Submit To Google Or Wikipedia Search Form Using R

1.3k Views Asked by At

I am trying to use R to navigate to a particular Wikipedia page based on a string value. Since I don't have the exact Wikipedia URLs for the list of keywords I am looking up (e.g., "Prog rock" as a search term goes to a URL ending in Progressive_rock), my thought was to pass the keywords to a Google "Feeling Lucky" search, and then scrape the HTML of the resulting Wikipedia page.

In the process of trying this, I found that I was having trouble submitting any form with R. Can anyone post a reproducible example for running a Google query with an R session and returning the HTML of the top page, or a Wikipedia search based on search terms?

I have been using Hadley's excellent rvest package for most of my web scraping, but haven't been able to get this aspect to work even using the example adapted from the manual for rvest:

goog<-html_session("https://www.google.com")

search <- html_form(html("https://www.google.com"))[[1]]

search.mod<-set_values(search, q = "My little pony")

submit_form(goog, search.mod, submit='btnI')

Which returns:

 Error: length(url) == 1 is not TRUE

I tried Wikipedia search directly as well with the same luck:

url<-"http://en.wikipedia.org/wiki/Main_Page"

wiki<-html_session(url)

search.form<-html_form(wiki)[[1]]

form.mod<-set_values(search.form, search="Frank Zappa")

submit_form(wiki,form.mod,submit='go')

Which returns the same error. I suspect I am making some sort of incredibly simple mistake, but I can't figure out what it is.

Many of the examples online to submit search forms appear to use the httr, RCurl, and RSelenium packages, but I haven't found a specific example on Google or Wikipedia that works, and many of the examples appear to be outdated since Google changed the format of their "I'm Feeling Lucky" search.
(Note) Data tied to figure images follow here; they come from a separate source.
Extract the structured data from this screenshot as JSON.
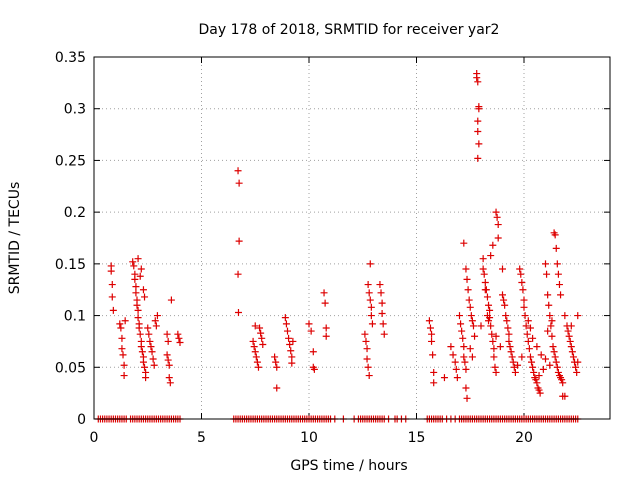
{
  "chart_data": {
    "type": "scatter",
    "title": "Day 178 of 2018, SRMTID for receiver yar2",
    "xlabel": "GPS time / hours",
    "ylabel": "SRMTID / TECUs",
    "xlim": [
      0,
      24
    ],
    "ylim": [
      0,
      0.35
    ],
    "x_ticks": [
      0,
      5,
      10,
      15,
      20
    ],
    "y_ticks": [
      0,
      0.05,
      0.1,
      0.15,
      0.2,
      0.25,
      0.3,
      0.35
    ],
    "x_tick_labels": [
      "0",
      "5",
      "10",
      "15",
      "20"
    ],
    "y_tick_labels": [
      "0",
      "0.05",
      "0.1",
      "0.15",
      "0.2",
      "0.25",
      "0.3",
      "0.35"
    ],
    "grid": true,
    "marker": "+",
    "color": "#dd0000",
    "series": [
      {
        "name": "SRMTID",
        "points": [
          [
            0.8,
            0.148
          ],
          [
            0.8,
            0.143
          ],
          [
            0.85,
            0.13
          ],
          [
            0.85,
            0.118
          ],
          [
            0.9,
            0.105
          ],
          [
            1.2,
            0.092
          ],
          [
            1.25,
            0.088
          ],
          [
            1.3,
            0.078
          ],
          [
            1.3,
            0.068
          ],
          [
            1.35,
            0.062
          ],
          [
            1.4,
            0.052
          ],
          [
            1.4,
            0.042
          ],
          [
            1.45,
            0.095
          ],
          [
            1.8,
            0.152
          ],
          [
            1.85,
            0.148
          ],
          [
            1.9,
            0.14
          ],
          [
            1.9,
            0.135
          ],
          [
            1.95,
            0.128
          ],
          [
            1.95,
            0.122
          ],
          [
            2.0,
            0.115
          ],
          [
            2.0,
            0.11
          ],
          [
            2.05,
            0.105
          ],
          [
            2.05,
            0.098
          ],
          [
            2.1,
            0.092
          ],
          [
            2.1,
            0.088
          ],
          [
            2.15,
            0.082
          ],
          [
            2.2,
            0.075
          ],
          [
            2.2,
            0.07
          ],
          [
            2.25,
            0.065
          ],
          [
            2.3,
            0.06
          ],
          [
            2.3,
            0.055
          ],
          [
            2.35,
            0.05
          ],
          [
            2.4,
            0.045
          ],
          [
            2.4,
            0.04
          ],
          [
            2.2,
            0.145
          ],
          [
            2.15,
            0.138
          ],
          [
            2.05,
            0.155
          ],
          [
            2.3,
            0.125
          ],
          [
            2.35,
            0.118
          ],
          [
            2.5,
            0.088
          ],
          [
            2.55,
            0.082
          ],
          [
            2.6,
            0.075
          ],
          [
            2.65,
            0.07
          ],
          [
            2.7,
            0.065
          ],
          [
            2.75,
            0.058
          ],
          [
            2.8,
            0.052
          ],
          [
            2.85,
            0.095
          ],
          [
            2.9,
            0.09
          ],
          [
            2.95,
            0.1
          ],
          [
            3.4,
            0.062
          ],
          [
            3.45,
            0.057
          ],
          [
            3.5,
            0.052
          ],
          [
            3.5,
            0.04
          ],
          [
            3.55,
            0.035
          ],
          [
            3.6,
            0.115
          ],
          [
            3.4,
            0.082
          ],
          [
            3.45,
            0.075
          ],
          [
            3.9,
            0.082
          ],
          [
            3.95,
            0.078
          ],
          [
            4.0,
            0.074
          ],
          [
            6.7,
            0.24
          ],
          [
            6.75,
            0.228
          ],
          [
            6.75,
            0.172
          ],
          [
            6.7,
            0.14
          ],
          [
            6.72,
            0.103
          ],
          [
            7.4,
            0.075
          ],
          [
            7.45,
            0.07
          ],
          [
            7.5,
            0.065
          ],
          [
            7.55,
            0.06
          ],
          [
            7.6,
            0.055
          ],
          [
            7.65,
            0.05
          ],
          [
            7.7,
            0.088
          ],
          [
            7.75,
            0.083
          ],
          [
            7.8,
            0.078
          ],
          [
            7.85,
            0.072
          ],
          [
            7.5,
            0.09
          ],
          [
            8.4,
            0.06
          ],
          [
            8.45,
            0.055
          ],
          [
            8.5,
            0.05
          ],
          [
            8.5,
            0.03
          ],
          [
            8.9,
            0.098
          ],
          [
            8.95,
            0.092
          ],
          [
            9.0,
            0.085
          ],
          [
            9.05,
            0.078
          ],
          [
            9.1,
            0.072
          ],
          [
            9.15,
            0.066
          ],
          [
            9.2,
            0.06
          ],
          [
            9.2,
            0.054
          ],
          [
            9.25,
            0.075
          ],
          [
            10.0,
            0.092
          ],
          [
            10.1,
            0.085
          ],
          [
            10.2,
            0.065
          ],
          [
            10.2,
            0.05
          ],
          [
            10.25,
            0.048
          ],
          [
            10.7,
            0.122
          ],
          [
            10.75,
            0.112
          ],
          [
            10.8,
            0.088
          ],
          [
            10.8,
            0.08
          ],
          [
            12.6,
            0.082
          ],
          [
            12.65,
            0.075
          ],
          [
            12.7,
            0.068
          ],
          [
            12.7,
            0.058
          ],
          [
            12.75,
            0.05
          ],
          [
            12.8,
            0.042
          ],
          [
            12.75,
            0.13
          ],
          [
            12.8,
            0.122
          ],
          [
            12.85,
            0.115
          ],
          [
            12.9,
            0.108
          ],
          [
            12.85,
            0.15
          ],
          [
            12.9,
            0.1
          ],
          [
            12.95,
            0.092
          ],
          [
            13.3,
            0.13
          ],
          [
            13.35,
            0.122
          ],
          [
            13.4,
            0.112
          ],
          [
            13.4,
            0.102
          ],
          [
            13.45,
            0.092
          ],
          [
            13.5,
            0.082
          ],
          [
            15.6,
            0.095
          ],
          [
            15.65,
            0.088
          ],
          [
            15.7,
            0.082
          ],
          [
            15.7,
            0.075
          ],
          [
            15.75,
            0.062
          ],
          [
            15.8,
            0.045
          ],
          [
            15.8,
            0.035
          ],
          [
            16.3,
            0.04
          ],
          [
            16.6,
            0.07
          ],
          [
            16.7,
            0.062
          ],
          [
            16.8,
            0.055
          ],
          [
            16.85,
            0.048
          ],
          [
            16.9,
            0.04
          ],
          [
            17.0,
            0.1
          ],
          [
            17.05,
            0.092
          ],
          [
            17.1,
            0.085
          ],
          [
            17.15,
            0.078
          ],
          [
            17.2,
            0.07
          ],
          [
            17.2,
            0.06
          ],
          [
            17.25,
            0.055
          ],
          [
            17.3,
            0.048
          ],
          [
            17.3,
            0.03
          ],
          [
            17.35,
            0.02
          ],
          [
            17.2,
            0.17
          ],
          [
            17.3,
            0.145
          ],
          [
            17.35,
            0.135
          ],
          [
            17.4,
            0.125
          ],
          [
            17.45,
            0.115
          ],
          [
            17.5,
            0.108
          ],
          [
            17.55,
            0.1
          ],
          [
            17.6,
            0.095
          ],
          [
            17.65,
            0.09
          ],
          [
            17.8,
            0.334
          ],
          [
            17.8,
            0.33
          ],
          [
            17.85,
            0.326
          ],
          [
            17.9,
            0.302
          ],
          [
            17.9,
            0.3
          ],
          [
            17.85,
            0.288
          ],
          [
            17.85,
            0.278
          ],
          [
            17.9,
            0.266
          ],
          [
            17.85,
            0.252
          ],
          [
            18.1,
            0.155
          ],
          [
            18.1,
            0.145
          ],
          [
            18.15,
            0.14
          ],
          [
            18.2,
            0.132
          ],
          [
            18.25,
            0.125
          ],
          [
            18.3,
            0.118
          ],
          [
            18.35,
            0.11
          ],
          [
            18.4,
            0.105
          ],
          [
            18.4,
            0.098
          ],
          [
            18.45,
            0.09
          ],
          [
            18.5,
            0.082
          ],
          [
            18.55,
            0.075
          ],
          [
            18.6,
            0.068
          ],
          [
            18.6,
            0.06
          ],
          [
            18.65,
            0.05
          ],
          [
            18.7,
            0.045
          ],
          [
            18.7,
            0.2
          ],
          [
            18.75,
            0.195
          ],
          [
            18.8,
            0.188
          ],
          [
            18.8,
            0.175
          ],
          [
            18.55,
            0.168
          ],
          [
            18.45,
            0.158
          ],
          [
            18.2,
            0.125
          ],
          [
            18.3,
            0.1
          ],
          [
            18.35,
            0.095
          ],
          [
            19.0,
            0.145
          ],
          [
            19.0,
            0.12
          ],
          [
            19.05,
            0.115
          ],
          [
            19.1,
            0.11
          ],
          [
            19.15,
            0.1
          ],
          [
            19.2,
            0.095
          ],
          [
            19.25,
            0.088
          ],
          [
            19.3,
            0.082
          ],
          [
            19.3,
            0.075
          ],
          [
            19.35,
            0.07
          ],
          [
            19.4,
            0.065
          ],
          [
            19.45,
            0.06
          ],
          [
            19.5,
            0.055
          ],
          [
            19.55,
            0.05
          ],
          [
            19.6,
            0.045
          ],
          [
            19.8,
            0.145
          ],
          [
            19.85,
            0.14
          ],
          [
            19.9,
            0.132
          ],
          [
            19.95,
            0.125
          ],
          [
            20.0,
            0.115
          ],
          [
            20.0,
            0.108
          ],
          [
            20.05,
            0.1
          ],
          [
            20.1,
            0.09
          ],
          [
            20.15,
            0.082
          ],
          [
            20.2,
            0.075
          ],
          [
            20.25,
            0.068
          ],
          [
            20.3,
            0.06
          ],
          [
            20.35,
            0.055
          ],
          [
            20.4,
            0.05
          ],
          [
            20.45,
            0.045
          ],
          [
            20.5,
            0.04
          ],
          [
            20.55,
            0.038
          ],
          [
            20.6,
            0.035
          ],
          [
            20.65,
            0.03
          ],
          [
            20.7,
            0.028
          ],
          [
            20.75,
            0.025
          ],
          [
            21.0,
            0.15
          ],
          [
            21.05,
            0.14
          ],
          [
            21.1,
            0.12
          ],
          [
            21.15,
            0.11
          ],
          [
            21.2,
            0.1
          ],
          [
            21.25,
            0.09
          ],
          [
            21.3,
            0.08
          ],
          [
            21.35,
            0.07
          ],
          [
            21.4,
            0.065
          ],
          [
            21.45,
            0.06
          ],
          [
            21.5,
            0.055
          ],
          [
            21.55,
            0.05
          ],
          [
            21.6,
            0.045
          ],
          [
            21.65,
            0.042
          ],
          [
            21.7,
            0.04
          ],
          [
            21.75,
            0.038
          ],
          [
            21.8,
            0.035
          ],
          [
            21.4,
            0.18
          ],
          [
            21.45,
            0.178
          ],
          [
            21.5,
            0.165
          ],
          [
            21.55,
            0.15
          ],
          [
            21.6,
            0.14
          ],
          [
            21.65,
            0.13
          ],
          [
            21.7,
            0.12
          ],
          [
            21.8,
            0.022
          ],
          [
            21.9,
            0.022
          ],
          [
            22.0,
            0.09
          ],
          [
            22.05,
            0.085
          ],
          [
            22.1,
            0.08
          ],
          [
            22.15,
            0.075
          ],
          [
            22.2,
            0.07
          ],
          [
            22.25,
            0.065
          ],
          [
            22.3,
            0.06
          ],
          [
            22.35,
            0.055
          ],
          [
            22.4,
            0.05
          ],
          [
            22.45,
            0.045
          ],
          [
            22.5,
            0.1
          ],
          [
            22.5,
            0.055
          ],
          [
            20.2,
            0.095
          ],
          [
            20.3,
            0.088
          ],
          [
            20.4,
            0.078
          ],
          [
            20.6,
            0.07
          ],
          [
            20.8,
            0.062
          ],
          [
            21.0,
            0.058
          ],
          [
            21.2,
            0.052
          ],
          [
            20.9,
            0.048
          ],
          [
            20.7,
            0.042
          ],
          [
            19.9,
            0.06
          ],
          [
            19.7,
            0.052
          ],
          [
            18.9,
            0.07
          ],
          [
            18.7,
            0.08
          ],
          [
            18.0,
            0.09
          ],
          [
            17.7,
            0.08
          ],
          [
            17.5,
            0.068
          ],
          [
            17.6,
            0.06
          ],
          [
            22.2,
            0.09
          ],
          [
            21.9,
            0.1
          ],
          [
            21.3,
            0.095
          ],
          [
            21.1,
            0.085
          ]
        ]
      }
    ],
    "zero_points_x": [
      0.2,
      0.3,
      0.4,
      0.5,
      0.6,
      0.7,
      0.8,
      0.9,
      1.0,
      1.1,
      1.2,
      1.3,
      1.4,
      1.5,
      1.7,
      1.8,
      1.9,
      2.0,
      2.1,
      2.2,
      2.3,
      2.4,
      2.5,
      2.6,
      2.7,
      2.8,
      2.9,
      3.0,
      3.1,
      3.2,
      3.3,
      3.4,
      3.5,
      3.6,
      3.7,
      3.8,
      3.9,
      4.0,
      6.5,
      6.6,
      6.7,
      6.8,
      6.9,
      7.0,
      7.1,
      7.2,
      7.3,
      7.4,
      7.5,
      7.6,
      7.7,
      7.8,
      7.9,
      8.0,
      8.1,
      8.2,
      8.3,
      8.4,
      8.5,
      8.6,
      8.7,
      8.8,
      8.9,
      9.0,
      9.1,
      9.2,
      9.3,
      9.4,
      9.5,
      9.6,
      9.7,
      9.8,
      9.9,
      10.0,
      10.1,
      10.2,
      10.3,
      10.4,
      10.5,
      10.6,
      10.7,
      10.8,
      10.9,
      11.0,
      11.2,
      11.6,
      12.1,
      12.3,
      12.4,
      12.5,
      12.6,
      12.7,
      12.8,
      12.9,
      13.0,
      13.1,
      13.2,
      13.3,
      13.4,
      13.5,
      13.7,
      14.0,
      14.1,
      14.3,
      14.5,
      15.5,
      15.6,
      15.7,
      15.8,
      15.9,
      16.0,
      16.1,
      16.2,
      16.4,
      16.6,
      16.8,
      17.0,
      17.1,
      17.2,
      17.3,
      17.4,
      17.5,
      17.6,
      17.7,
      17.8,
      17.9,
      18.0,
      18.1,
      18.2,
      18.3,
      18.4,
      18.5,
      18.6,
      18.7,
      18.8,
      18.9,
      19.0,
      19.1,
      19.2,
      19.3,
      19.4,
      19.5,
      19.6,
      19.7,
      19.8,
      19.9,
      20.0,
      20.1,
      20.2,
      20.3,
      20.4,
      20.5,
      20.6,
      20.7,
      20.8,
      20.9,
      21.0,
      21.1,
      21.2,
      21.3,
      21.4,
      21.5,
      21.6,
      21.7,
      21.8,
      21.9,
      22.0,
      22.1,
      22.2,
      22.3,
      22.4,
      22.5
    ]
  }
}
I also looked at the WikipediR package as suggested in a similar question (Sumbit queries on wikipedia through R) but it doesn't appear to have a search function.

1

There are 1 best solutions below

1
On

to submit a search on Wikipedia or google, you don't need the html_form as they both provide a way to pass the query in the url. For instance if you are looking for "apple" in Wikipedia, just type

http://en.wikipedia.org/wiki/Special:Search/apple

This will redirect to the apple page as there is a page with this name.

http://en.wikipedia.org/wiki/Special:Search/Prog_rock

will also find the right page as there is an automatic redirection in place.

If you are looking for "Progressiv Rock", it will not find any page but will display some suggestions, that you can try to parse:

http://en.wikipedia.org/wiki/Special:Search/Progressiv_rock